From Sonoma to San Diego, a dense spread of fleshy green leaves mats the California coastline. The pink and yellow blooms brighten grey beaches, and speckle sunny sands as frequently as people and gulls do. They’re pretty, pervasive – and alien.
Ice plant, known to scientists as Carpobrotus edulis, is a succulent native to South Africa. Over the years, nurseries across the world sold the plant as easy-to-grow ornamental ground cover. It’s also tough to kill. Ice plant loves the sun, needs little water and thrives even in poor soil. A fragment of the plant is all that’s needed to start a new one. And left to itself, a patch of ice plant can spread up to 5 square feet in the course of a year.
In California, the plant has spread from gardens and roadsides, where it was planted by the California Department of Transportation, to take over the coasts. Some sources suggest the invasion began in the early 1900s, while others think it might have been nearly four centuries earlier. Now, it is almost everywhere. As it edges native plants and grasses off beaches, seabirds lose nesting areas. Black rats, which use ice plant as both food and shelter, gain new ground.
“There are a lot of ornamental plant species that have subsequently become major invaders, and that’s a common way exotic species become problematic,” says Hall Cushman, biologist at Sonoma State University. “You can still find ice plants in stores.”

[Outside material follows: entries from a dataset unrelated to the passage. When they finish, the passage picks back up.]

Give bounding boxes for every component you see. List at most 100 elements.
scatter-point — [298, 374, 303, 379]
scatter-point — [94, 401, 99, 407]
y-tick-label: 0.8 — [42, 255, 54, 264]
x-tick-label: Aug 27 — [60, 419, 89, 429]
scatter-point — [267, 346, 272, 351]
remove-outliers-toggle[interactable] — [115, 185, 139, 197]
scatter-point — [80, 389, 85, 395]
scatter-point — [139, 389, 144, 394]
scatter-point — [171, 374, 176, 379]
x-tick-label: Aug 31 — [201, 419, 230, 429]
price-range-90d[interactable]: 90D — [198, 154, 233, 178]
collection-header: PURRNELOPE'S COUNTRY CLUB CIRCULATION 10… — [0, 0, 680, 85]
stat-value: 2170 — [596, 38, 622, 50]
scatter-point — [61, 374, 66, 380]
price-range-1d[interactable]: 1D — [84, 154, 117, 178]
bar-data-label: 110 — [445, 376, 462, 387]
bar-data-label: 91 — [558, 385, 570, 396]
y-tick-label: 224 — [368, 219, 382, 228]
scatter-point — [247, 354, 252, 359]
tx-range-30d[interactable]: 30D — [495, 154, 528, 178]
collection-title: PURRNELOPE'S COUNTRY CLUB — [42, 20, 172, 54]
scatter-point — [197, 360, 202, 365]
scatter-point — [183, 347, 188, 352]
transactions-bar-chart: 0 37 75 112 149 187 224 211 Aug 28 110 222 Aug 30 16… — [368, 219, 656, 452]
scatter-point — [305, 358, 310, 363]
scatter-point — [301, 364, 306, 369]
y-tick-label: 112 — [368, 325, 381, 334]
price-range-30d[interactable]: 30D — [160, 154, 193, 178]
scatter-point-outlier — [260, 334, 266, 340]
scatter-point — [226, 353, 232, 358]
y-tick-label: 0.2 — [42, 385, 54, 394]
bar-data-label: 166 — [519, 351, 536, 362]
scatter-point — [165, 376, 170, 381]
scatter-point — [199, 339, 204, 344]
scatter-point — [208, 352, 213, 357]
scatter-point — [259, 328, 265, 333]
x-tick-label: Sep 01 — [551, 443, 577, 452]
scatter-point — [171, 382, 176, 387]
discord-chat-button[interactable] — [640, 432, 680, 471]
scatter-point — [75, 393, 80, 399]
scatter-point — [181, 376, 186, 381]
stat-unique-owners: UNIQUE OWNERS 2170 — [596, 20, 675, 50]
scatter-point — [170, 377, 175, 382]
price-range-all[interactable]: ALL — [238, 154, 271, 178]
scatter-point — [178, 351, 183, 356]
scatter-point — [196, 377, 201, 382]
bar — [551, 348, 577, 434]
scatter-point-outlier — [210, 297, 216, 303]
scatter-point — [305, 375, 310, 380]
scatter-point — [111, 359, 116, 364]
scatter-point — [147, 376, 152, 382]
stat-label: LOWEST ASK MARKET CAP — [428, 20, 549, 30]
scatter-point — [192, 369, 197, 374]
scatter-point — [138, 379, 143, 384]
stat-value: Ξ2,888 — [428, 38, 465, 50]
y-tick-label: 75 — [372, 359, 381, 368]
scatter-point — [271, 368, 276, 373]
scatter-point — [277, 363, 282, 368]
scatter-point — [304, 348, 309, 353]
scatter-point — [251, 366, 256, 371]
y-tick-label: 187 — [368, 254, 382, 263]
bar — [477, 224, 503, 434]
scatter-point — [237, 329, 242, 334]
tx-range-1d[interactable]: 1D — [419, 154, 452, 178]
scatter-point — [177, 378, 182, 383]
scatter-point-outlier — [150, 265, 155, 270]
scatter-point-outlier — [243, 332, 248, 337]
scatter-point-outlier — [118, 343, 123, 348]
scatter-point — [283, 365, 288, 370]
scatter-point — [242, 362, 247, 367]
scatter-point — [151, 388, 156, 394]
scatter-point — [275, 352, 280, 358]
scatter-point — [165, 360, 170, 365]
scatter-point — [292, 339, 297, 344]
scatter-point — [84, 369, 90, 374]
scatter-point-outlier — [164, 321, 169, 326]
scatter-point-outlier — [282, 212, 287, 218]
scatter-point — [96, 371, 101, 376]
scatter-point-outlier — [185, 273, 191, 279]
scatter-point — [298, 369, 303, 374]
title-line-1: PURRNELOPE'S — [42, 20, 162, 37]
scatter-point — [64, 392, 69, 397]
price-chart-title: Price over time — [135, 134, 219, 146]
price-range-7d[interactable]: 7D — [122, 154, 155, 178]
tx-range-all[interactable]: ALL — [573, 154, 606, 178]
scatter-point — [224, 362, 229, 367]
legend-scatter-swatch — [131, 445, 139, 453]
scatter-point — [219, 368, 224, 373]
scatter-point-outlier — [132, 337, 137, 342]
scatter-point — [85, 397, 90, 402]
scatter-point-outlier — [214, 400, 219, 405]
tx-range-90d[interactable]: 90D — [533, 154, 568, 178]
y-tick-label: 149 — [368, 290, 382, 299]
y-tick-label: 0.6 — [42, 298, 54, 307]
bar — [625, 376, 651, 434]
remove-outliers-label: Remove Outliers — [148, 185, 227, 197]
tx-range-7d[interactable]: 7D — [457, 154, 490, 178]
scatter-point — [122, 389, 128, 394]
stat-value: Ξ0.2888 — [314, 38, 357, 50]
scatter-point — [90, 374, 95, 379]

A recent paper from Cushman’s lab also suggests that where it roots, ice plant makes long-term changes to the soil. On the dunes of Bodega Head in Sonoma County, north of San Francisco, researchers found that when ice plant was removed, both native and exotic plant species returned. But native plants were less abundant, while exotic grasses proliferated more. In areas where ice plant had been removed, some annual grass seeds also found it more difficult to germinate and grow. Previous studies have found similar results in the Mediterranean basin, where the seeds of annual plants struggle to grow through the dense mats of ice plant.
The greater success of exotic species rather than native plants may be transient, and eventually reduce as the ecosystem stays ice plant- free, the authors suggest. Such “legacy effects” are key to understanding how invasive species like ice plant have changed ecosystems. But they’re just as important to understanding whether restoration efforts will change the now-familiar face of our coasts.